Template synthesis of copper complexes of dinucleating and tetranucleating macrocyclic ligands

The reaction of N,N′-dimethyl-N,N′ -trimethylenedi(3-aminomethyl-5-methylsalicylaldehydato)copper(II) with 1,3-diaminopropane in DMF afforded the [1 + 1] condensation product [Cu(L)] and the [2 + 2] condensation product [Cu₂(R)]. The dinucleating macrocyclic ligand (L)^2- has one N(amine)₂O₂ and one N(imine)₂O₂ metal-binding sites sharing two phenolic oxygen atoms and the tetranucleating macrocyclic ligand (R) ^4- has two N(amine)₂O₂ and two N(imine) ₂O₂ sites in an alternate arrangement in the macrocyclic framework.
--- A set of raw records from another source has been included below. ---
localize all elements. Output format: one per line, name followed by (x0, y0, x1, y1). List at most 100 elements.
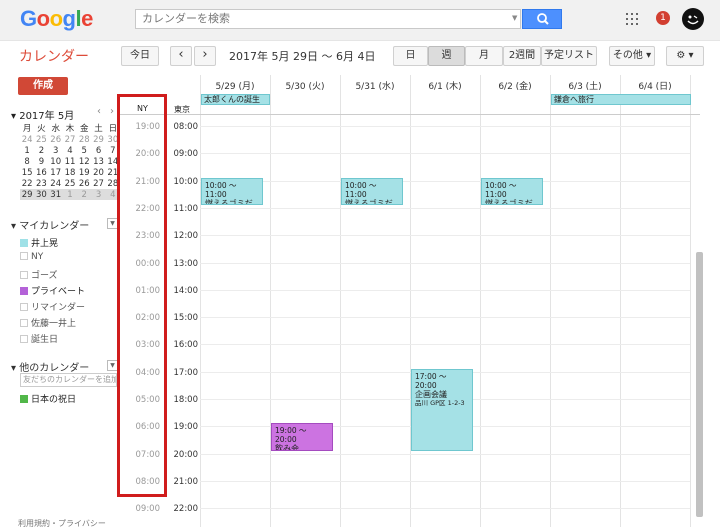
mini-day[interactable]: 13 (91, 156, 105, 167)
mini-day[interactable]: 24 (20, 134, 34, 145)
my-calendar-item[interactable]: プライベート (20, 284, 85, 297)
grid-line (620, 75, 621, 527)
next-week-button[interactable]: › (194, 46, 216, 66)
mini-day[interactable]: 5 (77, 145, 91, 156)
mini-day[interactable]: 4 (63, 145, 77, 156)
calendar-label: リマインダー (31, 303, 86, 313)
mini-day[interactable]: 24 (49, 178, 63, 189)
mini-day[interactable]: 2 (77, 189, 92, 200)
day-header[interactable]: 5/31 (水) (340, 79, 410, 92)
mini-day[interactable]: 31 (48, 189, 63, 200)
scrollbar[interactable] (696, 252, 703, 517)
mini-day[interactable]: 15 (20, 167, 34, 178)
mini-day[interactable]: 26 (77, 178, 91, 189)
mini-day[interactable]: 29 (91, 134, 105, 145)
google-logo[interactable]: Google (20, 6, 93, 32)
grid-line (270, 75, 271, 527)
mini-day[interactable]: 17 (49, 167, 63, 178)
day-header[interactable]: 6/3 (土) (550, 79, 620, 92)
view-2week-button[interactable]: 2週間 (503, 46, 541, 66)
logo-letter: o (49, 6, 63, 31)
terms-privacy-link[interactable]: 利用規約・プライバシー (18, 518, 106, 529)
day-header[interactable]: 6/2 (金) (480, 79, 550, 92)
add-friend-calendar-input[interactable]: 友だちのカレンダーを追加 (20, 373, 117, 387)
my-calendar-item[interactable]: NY (20, 252, 43, 262)
search-input[interactable]: カレンダーを検索 (135, 9, 521, 29)
other-calendar-item[interactable]: 日本の祝日 (20, 392, 76, 405)
mini-day[interactable]: 27 (63, 134, 77, 145)
event-location: 品川 GP区 1-2-3 (415, 398, 465, 407)
day-header[interactable]: 6/1 (木) (410, 79, 480, 92)
mini-day[interactable]: 2 (34, 145, 48, 156)
mini-day[interactable]: 28 (77, 134, 91, 145)
mini-calendar-title[interactable]: ▾ 2017年 5月 (11, 107, 74, 122)
allday-event[interactable]: 鎌倉へ旅行 (551, 94, 691, 105)
grid-line (690, 75, 691, 527)
calendar-event[interactable]: 10:00 ～ 11:00燃えるゴミだし (341, 177, 403, 205)
my-calendar-item[interactable]: 井上晃 (20, 236, 58, 249)
mini-day[interactable]: 16 (34, 167, 48, 178)
mini-day[interactable]: 12 (77, 156, 91, 167)
mini-day[interactable]: 29 (20, 189, 35, 200)
my-calendar-item[interactable]: 佐藤一井上 (20, 316, 76, 329)
mini-day[interactable]: 18 (63, 167, 77, 178)
apps-grid-icon[interactable] (626, 13, 638, 25)
mini-day[interactable]: 25 (63, 178, 77, 189)
app-title: カレンダー (19, 48, 89, 64)
calendar-event[interactable]: 19:00 ～ 20:00 飲み会 (271, 423, 333, 451)
calendar-color-swatch (20, 395, 28, 403)
tokyo-hour-label: 21:00 (173, 476, 199, 487)
day-header[interactable]: 5/29 (月) (200, 79, 270, 92)
view-day-button[interactable]: 日 (393, 46, 428, 66)
mini-day[interactable]: 23 (34, 178, 48, 189)
other-calendars-title[interactable]: ▾ 他のカレンダー (11, 359, 89, 374)
view-week-button[interactable]: 週 (428, 46, 465, 66)
calendar-event[interactable]: 17:00 ～ 20:00 企画会議 品川 GP区 1-2-3 (411, 368, 473, 451)
mini-day[interactable]: 6 (91, 145, 105, 156)
hour-line (200, 508, 690, 510)
mini-prev-icon[interactable]: ‹ (97, 106, 101, 117)
hour-line (200, 153, 690, 155)
search-dropdown-icon[interactable]: ▼ (512, 14, 517, 22)
settings-button[interactable]: ⚙ ▾ (666, 46, 704, 66)
view-month-button[interactable]: 月 (465, 46, 503, 66)
mini-day[interactable]: 9 (34, 156, 48, 167)
prev-week-button[interactable]: ‹ (170, 46, 192, 66)
tokyo-hour-label: 17:00 (173, 367, 199, 378)
mini-day[interactable]: 20 (91, 167, 105, 178)
create-button[interactable]: 作成 (18, 77, 68, 95)
mini-day[interactable]: 1 (20, 145, 34, 156)
my-calendar-item[interactable]: 誕生日 (20, 332, 58, 345)
allday-event[interactable]: 太郎くんの誕生日 (201, 94, 270, 105)
mini-day[interactable]: 11 (63, 156, 77, 167)
view-agenda-button[interactable]: 予定リスト (541, 46, 597, 66)
day-header[interactable]: 6/4 (日) (620, 79, 690, 92)
mini-day[interactable]: 27 (91, 178, 105, 189)
weekday-label: 木 (65, 124, 75, 134)
more-button[interactable]: その他 ▾ (609, 46, 655, 66)
mini-day[interactable]: 3 (91, 189, 106, 200)
mini-day[interactable]: 26 (49, 134, 63, 145)
mini-day[interactable]: 3 (49, 145, 63, 156)
calendar-label: プライベート (31, 287, 86, 297)
mini-day[interactable]: 1 (62, 189, 78, 200)
my-calendar-item[interactable]: ゴーズ (20, 268, 58, 281)
mini-day[interactable]: 30 (34, 189, 49, 200)
mini-next-icon[interactable]: › (110, 106, 114, 117)
mini-day[interactable]: 25 (34, 134, 48, 145)
hour-line (200, 207, 690, 209)
calendar-event[interactable]: 10:00 ～ 11:00燃えるゴミだし (201, 177, 263, 205)
mini-day[interactable]: 8 (20, 156, 34, 167)
calendar-event[interactable]: 10:00 ～ 11:00燃えるゴミだし (481, 177, 543, 205)
my-calendar-item[interactable]: リマインダー (20, 300, 85, 313)
mini-day[interactable]: 22 (20, 178, 34, 189)
notification-badge[interactable]: 1 (656, 11, 670, 25)
mini-day[interactable]: 19 (77, 167, 91, 178)
my-calendars-title[interactable]: ▾ マイカレンダー (11, 217, 89, 232)
day-header[interactable]: 5/30 (火) (270, 79, 340, 92)
today-button[interactable]: 今日 (121, 46, 159, 66)
calendar-color-swatch (20, 271, 28, 279)
avatar[interactable] (682, 8, 704, 30)
mini-day[interactable]: 10 (49, 156, 63, 167)
search-button[interactable] (522, 9, 562, 29)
The mixture of [Cu(L)] and [Cu₂(R)] was treated with CuCl₂ to give [Cu₂(L)Cl₂] (1a) and [Cu ₄(R)Cl₄] (2a), which were separated based on different solubility in methanol. 1a and 2a were converted into [Cu ₂(L)](ClO₄)₂ (1b) and [Cu ₄(R)(dmf)₂](ClO₄)₄·2H ₂O (2b), respectively, by the treatment with AgClO₄. 1a and 1b each has a dinuclear core doubly bridged by the phenolic oxygen atoms. The crystal structure of [Cu₄(R)(dmf)₂](ClO ₄)₄·2DMF·H₂O·PrOH (PrOH = 2-propanol) (2b') was determined by X-ray crystallography. It has a dimer-of-dimers structure where each N(amine)₂O₂ entity accommodates one Cu ion in the usual tetradentate chelating mode, whereas each N(imine)₂O₂ entity assumes a spread shape to combine one Cu ion with its NO donor atoms and another Cu ion with the remaining NO donor atoms. 2b can be converted into 2a in the presence of chloride ion. Based on magnetic and visible spectral studies, 2a is supposed to have a folded structure of 2b with two Cu-Cl-Cu linkages.